Now, for the record, I wasn’t an SDS or YAF member (Students for A Democratic Society or Young American for Freedom from the sixties), neither I nor my immediate family has ever served in the military, and I was quite overjoyed when my draft number was 283. These kids however didn’t have a draft number. They actually worked hard to get where they were, which was a chance to serve. They are bright, young, eager, dedicated and committed – yet they were in West Point, not the halls of Ivey, and while they are guaranteed a job after graduation, it would appear that the reunions for certain graduating years are not as well attended. These kids could go places, be someone, work hard yes but enjoy the good life, and there was the thought that I couldn’t get out of my head. I guess this is one of those situations you know about in the back of your mind, but never think about, but it didn’t take me long to figure it out – they were going places. They were dong exactly what we all wanted to do when we were young – make a difference. But while most of us moved on to what we thought was reality, they already were in reality. They were committing their future, and let’s get real here – potentially their very lives, to serving. They put themselves second on the priority list. I have teenage children (and there is even a rumor that I might have been one at one time), and I see them and their friends, and the difference is amazing. It’s not the difference in preferences, politics, or cloths, but the commitment and focus I saw in that meeting room. From what I could tell, at least some of them are the children of West Point graduates and current or former military members, so maybe they are just following their upbringing, just as my son wants to invest in the market; but their goal is service.

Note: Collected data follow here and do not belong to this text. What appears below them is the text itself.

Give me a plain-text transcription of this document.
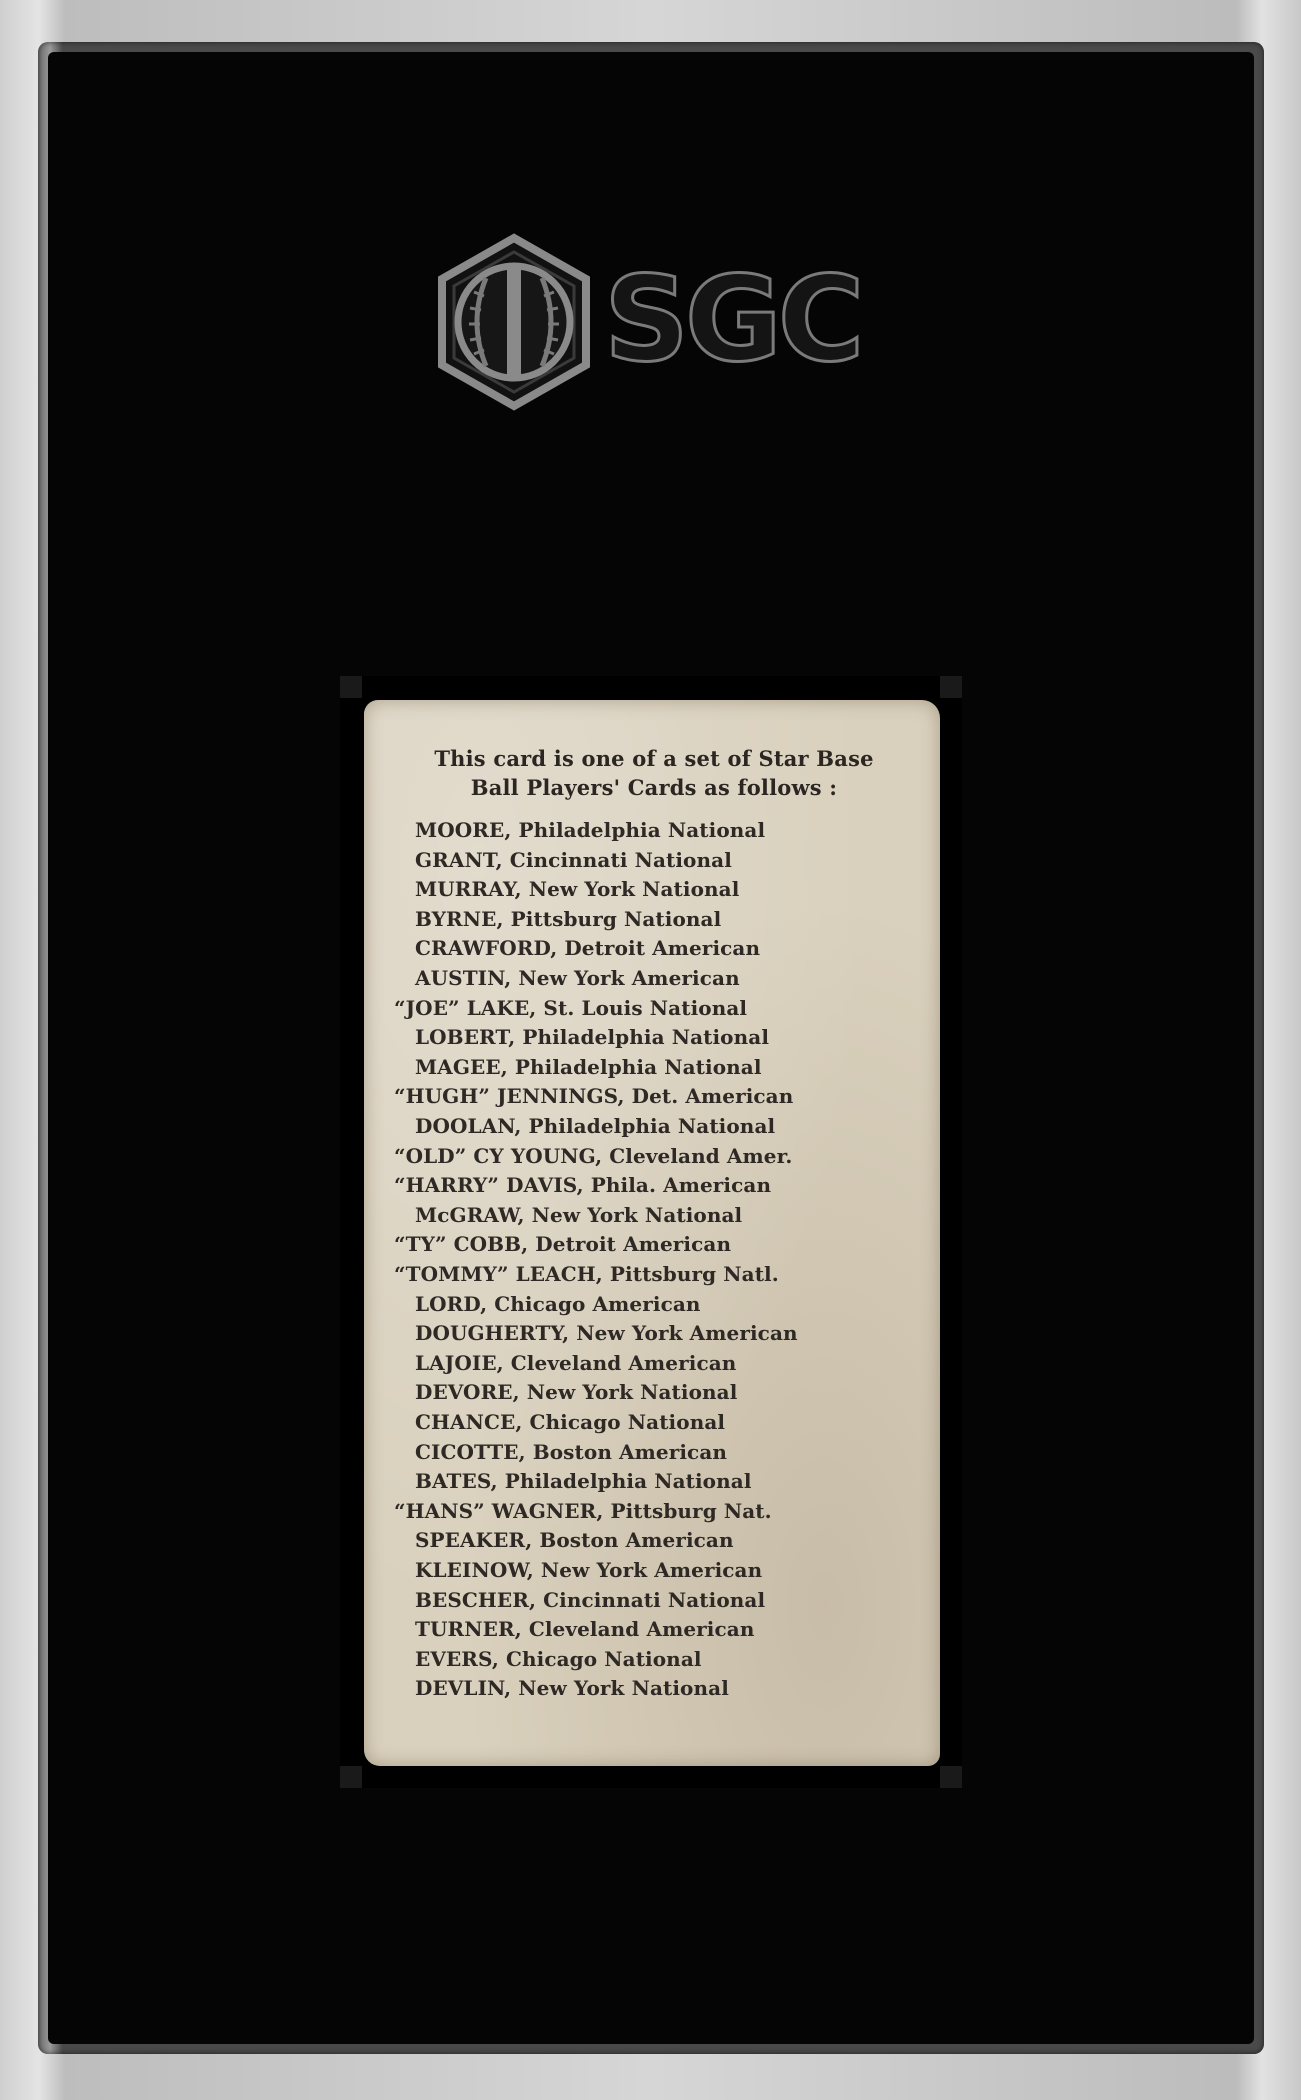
SGC
This card is one of a set of Star Base
Ball Players' Cards as follows :
MOORE, Philadelphia National
GRANT, Cincinnati National
MURRAY, New York National
BYRNE, Pittsburg National
CRAWFORD, Detroit American
AUSTIN, New York American
“JOE” LAKE, St. Louis National
LOBERT, Philadelphia National
MAGEE, Philadelphia National
“HUGH” JENNINGS, Det. American
DOOLAN, Philadelphia National
“OLD” CY YOUNG, Cleveland Amer.
“HARRY” DAVIS, Phila. American
McGRAW, New York National
“TY” COBB, Detroit American
“TOMMY” LEACH, Pittsburg Natl.
LORD, Chicago American
DOUGHERTY, New York American
LAJOIE, Cleveland American
DEVORE, New York National
CHANCE, Chicago National
CICOTTE, Boston American
BATES, Philadelphia National
“HANS” WAGNER, Pittsburg Nat.
SPEAKER, Boston American
KLEINOW, New York American
BESCHER, Cincinnati National
TURNER, Cleveland American
EVERS, Chicago National
DEVLIN, New York National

However, what truly stuck me was something three of them said to each other; I was on the side and not part of the conversation. It dealt with a code of honor and regulations, which sometimes come into conflict, and that in conflict honor comes first. You can break the rules and pay the price, but you can not break honor. To me it meant doing the right thing, to them it was a way of life.

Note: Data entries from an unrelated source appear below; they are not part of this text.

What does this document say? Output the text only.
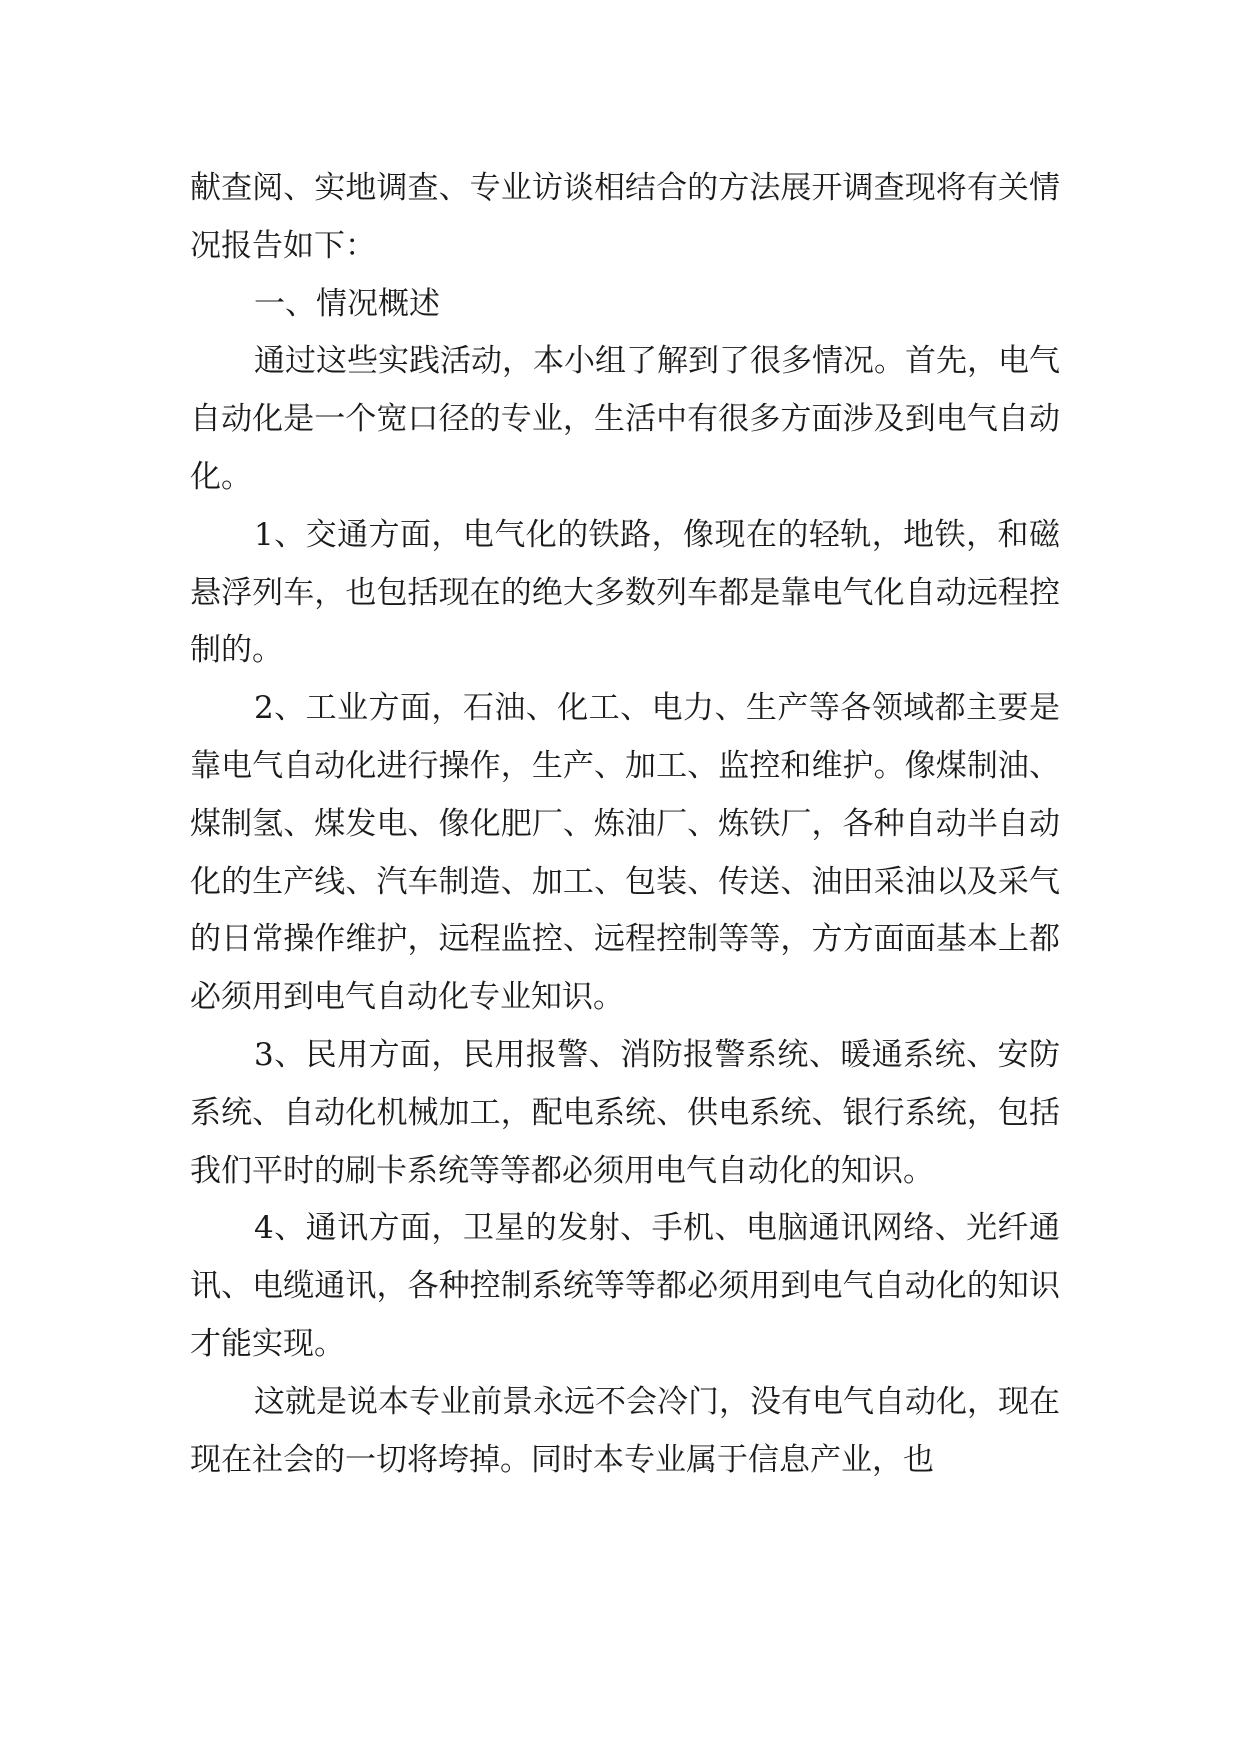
献查阅、实地调查、专业访谈相结合的方法展开调查现将有关情况报告如下：

一、情况概述

通过这些实践活动，本小组了解到了很多情况。首先，电气自动化是一个宽口径的专业，生活中有很多方面涉及到电气自动化。

1、交通方面，电气化的铁路，像现在的轻轨，地铁，和磁悬浮列车，也包括现在的绝大多数列车都是靠电气化自动远程控制的。

2、工业方面，石油、化工、电力、生产等各领域都主要是靠电气自动化进行操作，生产、加工、监控和维护。像煤制油、煤制氢、煤发电、像化肥厂、炼油厂、炼铁厂，各种自动半自动化的生产线、汽车制造、加工、包装、传送、油田采油以及采气的日常操作维护，远程监控、远程控制等等，方方面面基本上都必须用到电气自动化专业知识。

3、民用方面，民用报警、消防报警系统、暖通系统、安防系统、自动化机械加工，配电系统、供电系统、银行系统，包括我们平时的刷卡系统等等都必须用电气自动化的知识。

4、通讯方面，卫星的发射、手机、电脑通讯网络、光纤通讯、电缆通讯，各种控制系统等等都必须用到电气自动化的知识才能实现。

这就是说本专业前景永远不会冷门，没有电气自动化，现在现在社会的一切将垮掉。同时本专业属于信息产业，也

So what does this have to do with investing, nothing. But then again, maybe if ‘our’ people had a call to honor maybe there would have been a few less bubbles, a few less Enron’s, a lot less ‘yes, but we can legally do it by…’ and a bit more of the way we wanted it to be when we were young. And since this is suppose to be about advise, I’ll offer some to the military. Forget your ads, incentives, and aid programs, just let these young, naive, inexperienced and honor bound kids go out and do your talking. I don’t know which of the branches uses the slogan ‘be all that you can be’, but these guys sure seem to fit the bill, and in a dozen years they won’t be so young, so naïve, or so inexperienced, but I’ll bet they’ll still be honor bound. I’ve meet quite a number of smart, successful and rich people in my life, but I don’t recall so many gaining my respect so quickly. So my bottom line is that it was my honor to be able to meet all of them, and I can only hope they keep the faith.